La com’ pour le passage aux 80 km/h a coûté 5 millions d’euros au gouvernement

A coup de spots, l’exécutif tente de combattre l’impopularité de la limitation de vitesse. Et la sienne…

Peut-être pas un « pognon de dingue », mais quelques millions d’euros tout de même. Cinq, très précisément, pour tenter de convaincre les Français des bienfaits des 80 kilomètres-heure. Malmené dans les sondages, le gouvernement mise, en effet, massivement sur la communication pour vendre la très impopulaire mesure de limitation de la vitesse, à l’heure de son entrée en application. Spots télé durant trois semaines, messages radiophoniques, présences sur les réseaux sociaux… Rien n’a été oublié.

Un quart du budget de la Sécurité routière

A lui seul, le spot actuellement diffusé à la télé autour des « 13 mètres » a coûté deux millions d’euros, une somme qui inclut sa conception par l’agence La Chose et les achats d’espace. Soit deux fois plus que le film « L’annonce » décrivant l’impact d’un accident de voiture sur les proches, réalisé en 2017 par Jean-Xavier de Lestrade et chiffré à 996 000 euros dans un rapport sénatorial.

A cela s’ajoutent le coût de diffusion des messages sur les autres supports et celui d’une première campagne publiée dans la presse en février. Au total, les 80 kilomètres-heure grignotent près du quart du budget de communication de la délégation à la Sécurité routière, une entité qui dépend du ministère de l’Intérieur. Et pèsent autant que le montant consacré en 2017 à alerter sur les dangers de l’alcool au volant.

Une mesure vécue comme « technocrate »

Cet effort sera-t-il suffisant pour inverser la tendance ? La mesure suscite une forte hostilité dans la population. Selon un sondage Odoxa pour l’Express-France Inter et la presse régionale, publié en début de semaine, près de trois Français sur quatre sont opposés à cette limitation, jugée comme « une mesure technocrate décidée par des gens qui ne comprennent pas le quotidien des Français » (1). Elle est particulièrement mal vécue dans les zones rurales (85 % des personnes interrogées s’y opposent).
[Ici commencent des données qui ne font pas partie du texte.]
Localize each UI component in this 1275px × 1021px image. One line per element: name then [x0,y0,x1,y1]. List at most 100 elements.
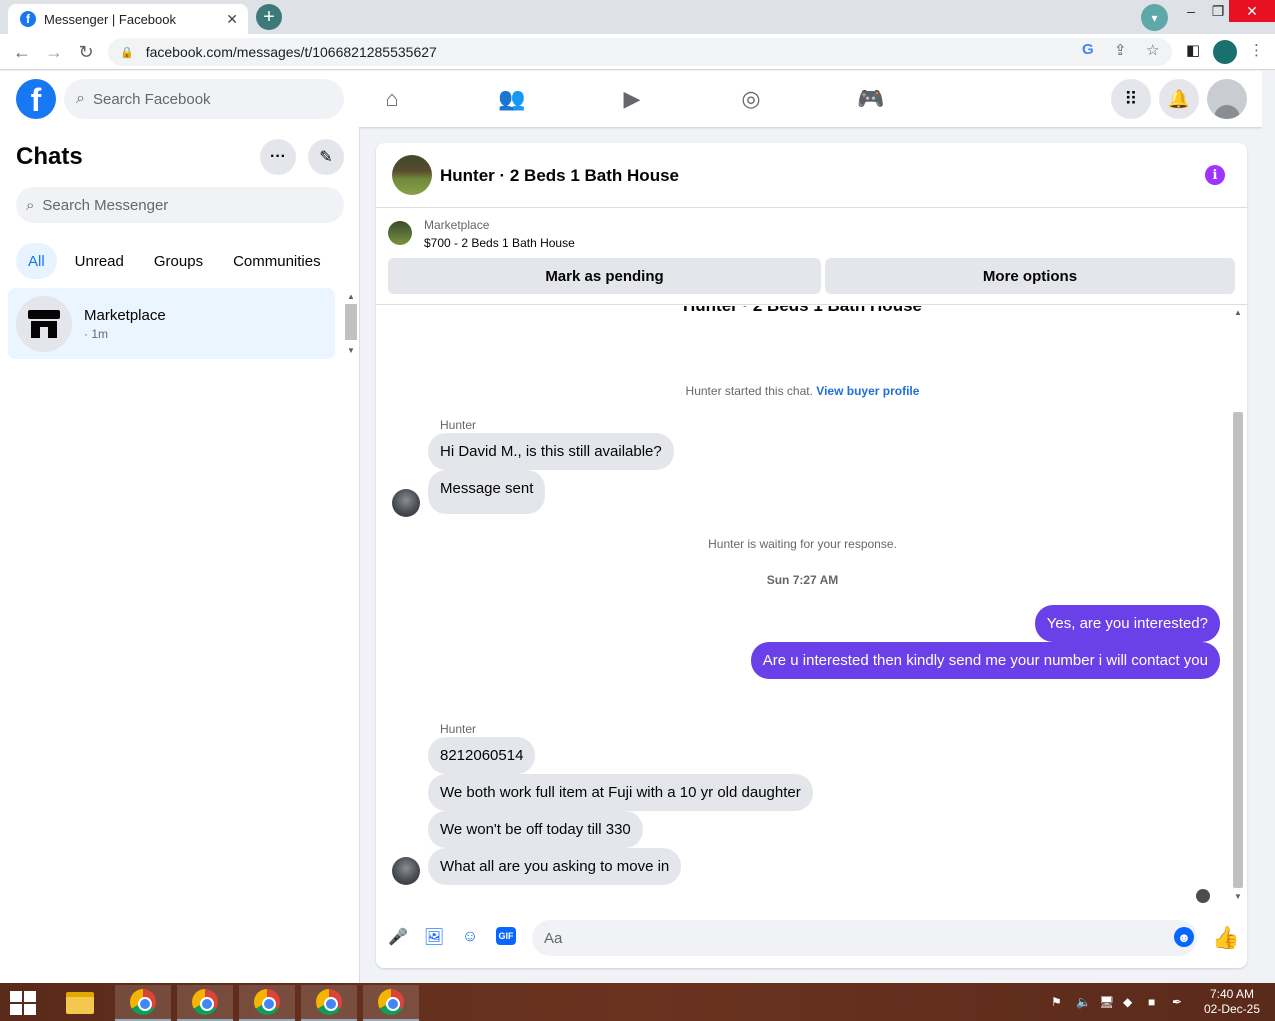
browser-menu-icon[interactable]: ⋮ [1249,41,1264,59]
seen-indicator-avatar [1196,889,1210,903]
menu-grid-icon[interactable]: ⠿ [1111,79,1151,119]
share-icon[interactable]: ⇪ [1114,41,1127,59]
taskbar-clock[interactable]: 7:40 AM 02-Dec-25 [1196,987,1268,1017]
watch-video-icon[interactable]: ▶ [619,86,645,112]
thumbs-up-like-icon[interactable]: 👍 [1212,925,1239,951]
chat-name: Marketplace [84,306,166,324]
app-tray-icon[interactable]: ◆ [1123,995,1132,1009]
filter-communities[interactable]: Communities [221,243,333,279]
listing-title[interactable]: $700 - 2 Beds 1 Bath House [424,236,575,250]
chrome-taskbar-icon[interactable] [239,985,295,1021]
forward-arrow-icon[interactable]: → [43,41,65,63]
incoming-message[interactable]: Hi David M., is this still available? [428,433,674,470]
message-input-placeholder: Aa [544,929,563,947]
filter-all[interactable]: All [16,243,57,279]
tab-close-icon[interactable]: ✕ [226,11,238,28]
flag-tray-icon[interactable]: ⚑ [1051,995,1062,1009]
facebook-search-placeholder: Search Facebook [92,90,211,108]
chat-list-item-marketplace[interactable]: Marketplace · 1m [8,288,335,359]
more-options-button[interactable]: More options [825,258,1235,294]
facebook-favicon-icon: f [20,11,36,27]
volume-tray-icon[interactable]: 🔈 [1076,995,1091,1009]
facebook-logo-icon[interactable]: f [16,79,56,119]
tab-search-chevron-icon[interactable]: ▾ [1141,4,1168,31]
thread-listing-heading: Hunter · 2 Beds 1 Bath House [376,306,1229,316]
search-icon: ⌕ [76,90,85,107]
back-arrow-icon[interactable]: ← [11,41,33,63]
url-text: facebook.com/messages/t/1066821285535627 [145,44,437,60]
chat-started-text: Hunter started this chat. [685,384,813,398]
sticker-icon[interactable]: ☺ [460,927,480,947]
notifications-bell-icon[interactable]: 🔔 [1159,79,1199,119]
sender-name: Hunter [440,722,477,736]
microphone-icon[interactable]: 🎤 [388,927,408,947]
chat-list-scrollbar[interactable]: ▲ ▼ [344,290,358,358]
message-input[interactable]: Aa [532,920,1197,956]
windows-taskbar: ⚑ 🔈 🖥 ◆ ■ ✒ 7:40 AM 02-Dec-25 [0,983,1275,1021]
listing-avatar[interactable] [392,155,432,195]
side-panel-icon[interactable]: ◧ [1186,41,1200,59]
messenger-search-placeholder: Search Messenger [42,196,169,214]
info-icon[interactable]: i [1205,165,1225,185]
outgoing-message[interactable]: Are u interested then kindly send me you… [750,642,1220,679]
incoming-message[interactable]: Message sent [428,470,546,514]
window-close-button[interactable]: ✕ [1229,0,1275,22]
incoming-message[interactable]: We both work full item at Fuji with a 10… [428,774,813,811]
message-composer: 🎤 🖼 ☺ GIF Aa ☻ 👍 [376,913,1247,963]
chats-heading: Chats [16,143,83,170]
thread-scrollbar[interactable]: ▲ ▼ [1231,306,1245,906]
conversation-panel: Hunter · 2 Beds 1 Bath House i Marketpla… [376,143,1247,968]
new-tab-button[interactable]: + [256,4,282,30]
home-icon[interactable]: ⌂ [379,86,405,112]
listing-thumbnail[interactable] [388,221,412,245]
clock-date: 02-Dec-25 [1203,1002,1261,1016]
filter-unread[interactable]: Unread [63,243,136,279]
marketplace-label: Marketplace [424,218,490,232]
app-tray-icon[interactable]: ■ [1148,995,1155,1009]
incoming-message[interactable]: We won't be off today till 330 [428,811,643,848]
url-bar[interactable]: 🔒 facebook.com/messages/t/10668212855356… [108,38,1172,66]
chrome-taskbar-icon[interactable] [301,985,357,1021]
clock-time: 7:40 AM [1209,987,1255,1001]
pen-tray-icon[interactable]: ✒ [1172,995,1182,1009]
marketplace-store-icon [16,295,72,352]
network-tray-icon[interactable]: 🖥 [1099,995,1114,1009]
groups-icon[interactable]: ◎ [738,86,764,112]
messenger-search-input[interactable]: ⌕ Search Messenger [16,187,344,223]
browser-profile-avatar[interactable] [1213,40,1237,64]
view-buyer-profile-link[interactable]: View buyer profile [816,384,919,398]
mark-as-pending-button[interactable]: Mark as pending [388,258,821,294]
hunter-avatar[interactable] [392,489,420,517]
gif-icon[interactable]: GIF [496,927,516,945]
browser-tab-messenger[interactable]: f Messenger | Facebook ✕ [8,4,248,34]
file-explorer-icon[interactable] [52,985,108,1021]
gaming-icon[interactable]: 🎮 [857,86,884,112]
chrome-taskbar-icon[interactable] [363,985,419,1021]
filter-groups[interactable]: Groups [142,243,215,279]
google-lens-icon[interactable]: G [1082,41,1094,58]
bookmark-star-icon[interactable]: ☆ [1146,41,1159,59]
outgoing-message[interactable]: Yes, are you interested? [1034,605,1220,642]
windows-start-icon[interactable] [10,991,36,1015]
new-message-compose-icon[interactable]: ✎ [308,139,344,175]
chrome-taskbar-icon[interactable] [115,985,171,1021]
emoji-icon[interactable]: ☻ [1174,927,1194,947]
chat-filter-tabs: All Unread Groups Communities [16,243,333,279]
attach-photo-icon[interactable]: 🖼 [424,927,444,947]
account-avatar[interactable] [1207,79,1247,119]
reload-icon[interactable]: ↻ [75,41,97,63]
chrome-taskbar-icon[interactable] [177,985,233,1021]
more-options-dots-icon[interactable]: ··· [260,139,296,175]
browser-tab-strip: f Messenger | Facebook ✕ + ▾ – ❐ ✕ [0,0,1275,34]
incoming-message[interactable]: What all are you asking to move in [428,848,682,885]
search-icon: ⌕ [26,196,35,214]
facebook-search-input[interactable]: ⌕ Search Facebook [64,79,344,119]
hunter-avatar[interactable] [392,857,420,885]
conversation-title[interactable]: Hunter · 2 Beds 1 Bath House [440,166,679,186]
page-scrollbar[interactable] [1262,71,1275,983]
chats-sidebar: Chats ··· ✎ ⌕ Search Messenger All Unrea… [0,127,360,983]
message-thread: Hunter · 2 Beds 1 Bath House Hunter star… [376,306,1247,908]
message-timestamp: Sun 7:27 AM [766,573,839,587]
friends-icon[interactable]: 👥 [498,86,525,112]
incoming-message[interactable]: 8212060514 [428,737,536,774]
Impression d’une décision prise par des Parisiens qui ne savent rien et ne veulent rien savoir de leurs difficultés, crainte d’une perte de temps, sentiment d’une décision uniforme sans tenir compte des différences d’entretien des 400 000 kilomètres de route concernés, peur de perdre son permis de conduire ou de devoir payer des amendes pour d’infimes dépassements : les raisons, les fantasmes aussi, ne manquent pas de critiquer la limitation de vitesse.

La popularité de l’exécutif dégringole

A contrario, les arguments mis en avant par le gouvernement pour la justifier - 300 à 400 morts en moins par an sur les routes, notamment - n’ont visiblement pas pris. Seuls 27 % des Français interrogés jugent que cela fera baisser le nombre de morts sur la route. Une très faible proportion qui a incité l’exécutif à axer l’intégralité de sa campagne de communication sur ce thème.

A plus long terme, le gouvernement veut croire que, comme lors de précédentes décisions fortes en matière de sécurité routière (ceintures obligatoires, radars, permis à points…), les résultats en matière d’accidentologie effaceront la défiance initiale. Emmanuel Macron a promis qu’il s’agissait d’une expérimentation et qu’un premier bilan serait tiré dans deux ans, avec l’espoir, sans doute, qu’à ce moment-là, le débat sera clos.


Très volontariste sur le sujet, Edouard Philippe l’a dit, dès le mois de janvier, lorsqu’il a dévoilé la mesure : il assumerait l’impopularité inévitable de cette limitation de vitesse. Le Premier ministre a bien fait de prendre les devants : selon Odoxa, sa cote de popularité a chuté de 8 points au mois de juin pour tomber à 40 % d’opinions favorables et celle d’Emmanuel Macron de 5 points (41 %). Principale explication : les 80 kilomètres-heure.(1) Enquête réalisée auprès de 1 007 personnes le 22 juin 2018.